На лестнице показалась старая горничная Маргарита.
— Я спаситель, — сказал Сильвен, поклонившись. — Сюда, пожалуйста.
И он широким жестом распахнул дверь. В портсигаре оставалась одна сигарета, он закурил, привалившись плечом к стене, слушая возгласы, доносившиеся из комнаты. Потом сорвался, бесшумно сбежал вниз и вошел в бар.
— Коньяку!
Разговоры сразу стихли, на него со всех сторон уставились моряки. Старший наверняка им рассказал…
— Еще один!
Он пошарил в карманах. Денег, естественно, не было!

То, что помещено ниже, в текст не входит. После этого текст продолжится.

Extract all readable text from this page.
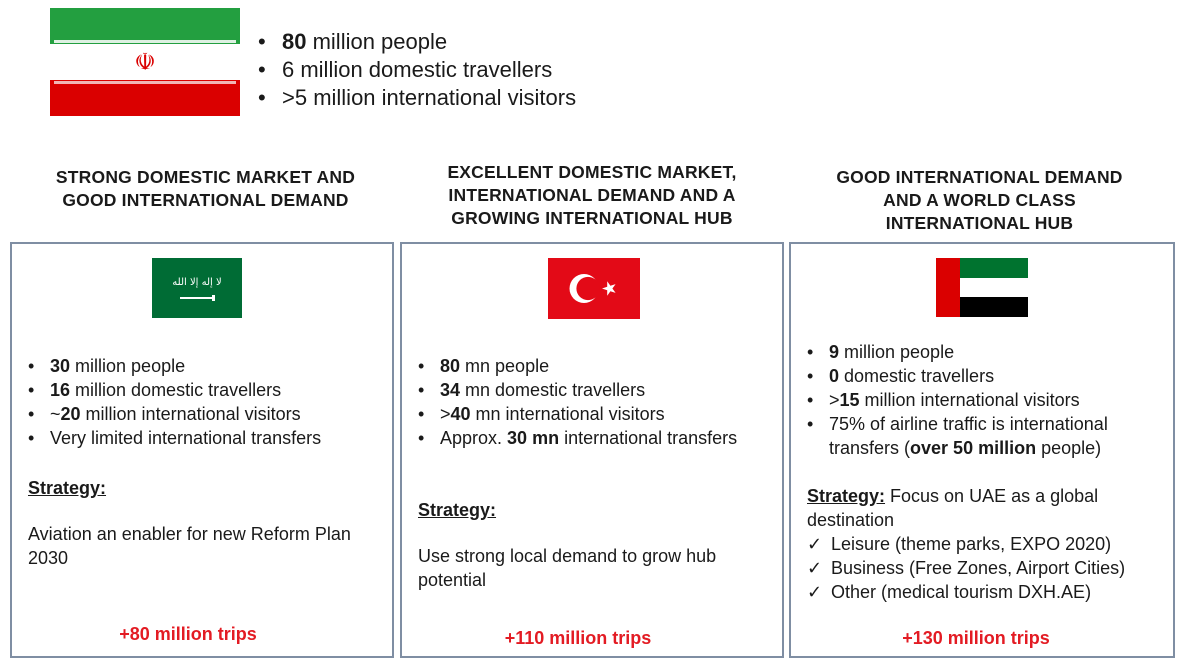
☫
• 80 million people
• 6 million domestic travellers
• >5 million international visitors
STRONG DOMESTIC MARKET AND
GOOD INTERNATIONAL DEMAND
EXCELLENT DOMESTIC MARKET,
INTERNATIONAL DEMAND AND A
GROWING INTERNATIONAL HUB
GOOD INTERNATIONAL DEMAND
AND A WORLD CLASS
INTERNATIONAL HUB
لا إله إلا الله
• 30 million people
• 16 million domestic travellers
• ~20 million international visitors
• Very limited international transfers
Strategy:
Aviation an enabler for new Reform Plan 2030
+80 million trips
• 80 mn people
• 34 mn domestic travellers
• >40 mn international visitors
• Approx. 30 mn international transfers
Strategy:
Use strong local demand to grow hub potential
+110 million trips
• 9 million people
• 0 domestic travellers
• >15 million international visitors
• 75% of airline traffic is international transfers (over 50 million people)
Strategy: Focus on UAE as a global destination
✓ Leisure (theme parks, EXPO 2020)
✓ Business (Free Zones, Airport Cities)
✓ Other (medical tourism DXH.AE)
+130 million trips
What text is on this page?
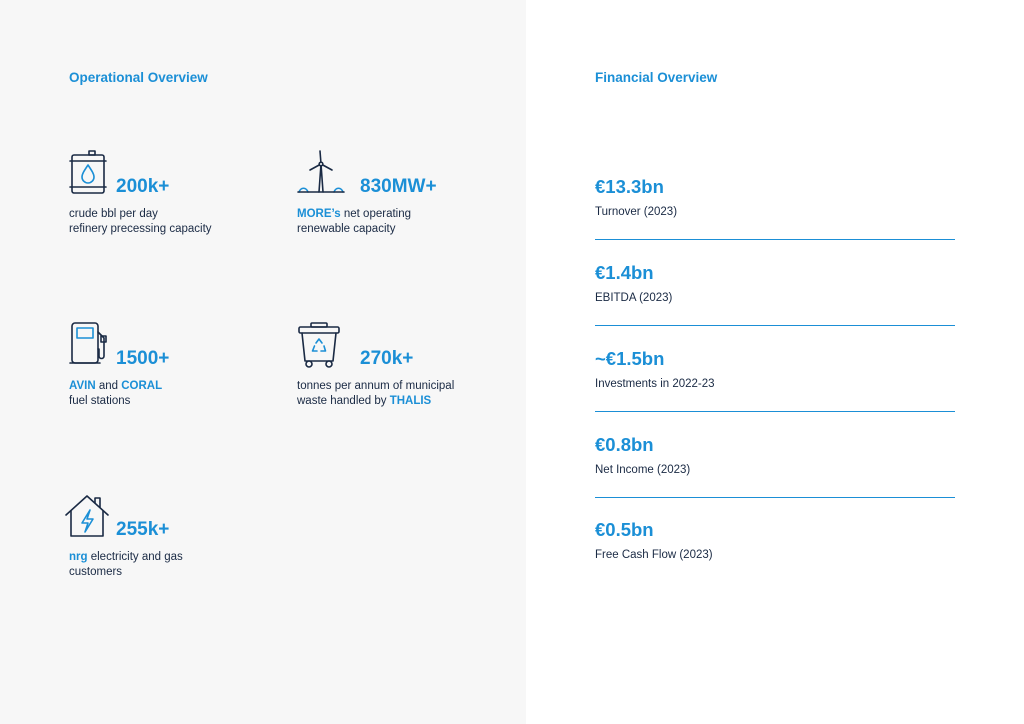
Operational Overview
200k+
crude bbl per day
refinery precessing capacity
830MW+
MORE’s net operating
renewable capacity
1500+
AVIN and CORAL
fuel stations
270k+
tonnes per annum of municipal
waste handled by THALIS
255k+
nrg electricity and gas
customers
Financial Overview
€13.3bn
Turnover (2023)
€1.4bn
EBITDA (2023)
~€1.5bn
Investments in 2022-23
€0.8bn
Net Income (2023)
€0.5bn
Free Cash Flow (2023)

— У меня нет мелочи. Вечером зайду заплачу. Дайте еще пачку «Кэмела»… Нету? — Он усмехнулся, оглядел моряков одного за другим. — Ну тогда пачку говна!
И вышел, хлопнув дверью.
Франсуа вел машину так осторожно, словно у Клодетты была сломана нога или рука. Он не успел надеть форму шофера, приехал как был — в старой фуражке садовника и залатанном комбинезоне. Он что-то говорил, не отрывая глаз от дороги и замолкая на поворотах. Одна его рука держала руль, а вторая, огромная лапа с квадратными ногтями, с въевшейся в морщины землей, которой он задевал Сильвена, лежала на рычаге скоростей. Машина вся сверкала, это был «делаж» устаревшей модели с угловатым кузовом, изобилующим выпуклыми деталями, но добротный, важный, с мягкими сиденьями. Такой может развивать скорость до ста шестидесяти, а внутри — ни дать ни взять старинное ландо: кашпо для цветов, мягкие подлокотники и легкое поскрипывание рессор. На приборном щитке были укреплены две таблички. На одной, широкой, медной, выгравировано, как на визитной карточке: «Робер Денизо, „Мениль“», на другой, из белого металла, небольшой и тусклой, значилось: «Госпожа Анжела Фомбье».
Сильвен не проронил ни слова. Он знал, что Симона наблюдает за ним через стекло, и, как всегда в тяжелые минуты, лицо его стало напряженным. Сзади Клодетта ссорилась с Маргаритой, сквозь акустическое отверстие голоса их доносились гнусаво и искаженно, как в телефонной трубке.
— Да, знаете ли, совсем не весело, — продолжал неутомимый Франсуа. — Мадам болеет и болеет… хандра одолела… мсье все молчит. Да и то сказать, забот у него немало… Дела на фабрике, черт побери, не так хороши, как при покойном хозяине… Эх, если бы вы его знали! Артист, да и только! И такой простой… Никогда, бывало, не забудет мне утром руку пожать. «Порядок, Франсуа?» А сколько раз мы с ним на пару пропускали по стаканчику белого, пока хозяйка не видит! Или заглянет в кастрюлю и покачает головой. Как сейчас вижу! «Какая жалость, Франсуа, что госпожа не любит сала. Отличная похлебка, капусты в самый раз, а! С салом было бы еще вкуснее!» «Какая жалость!» — это была его любимая присказка!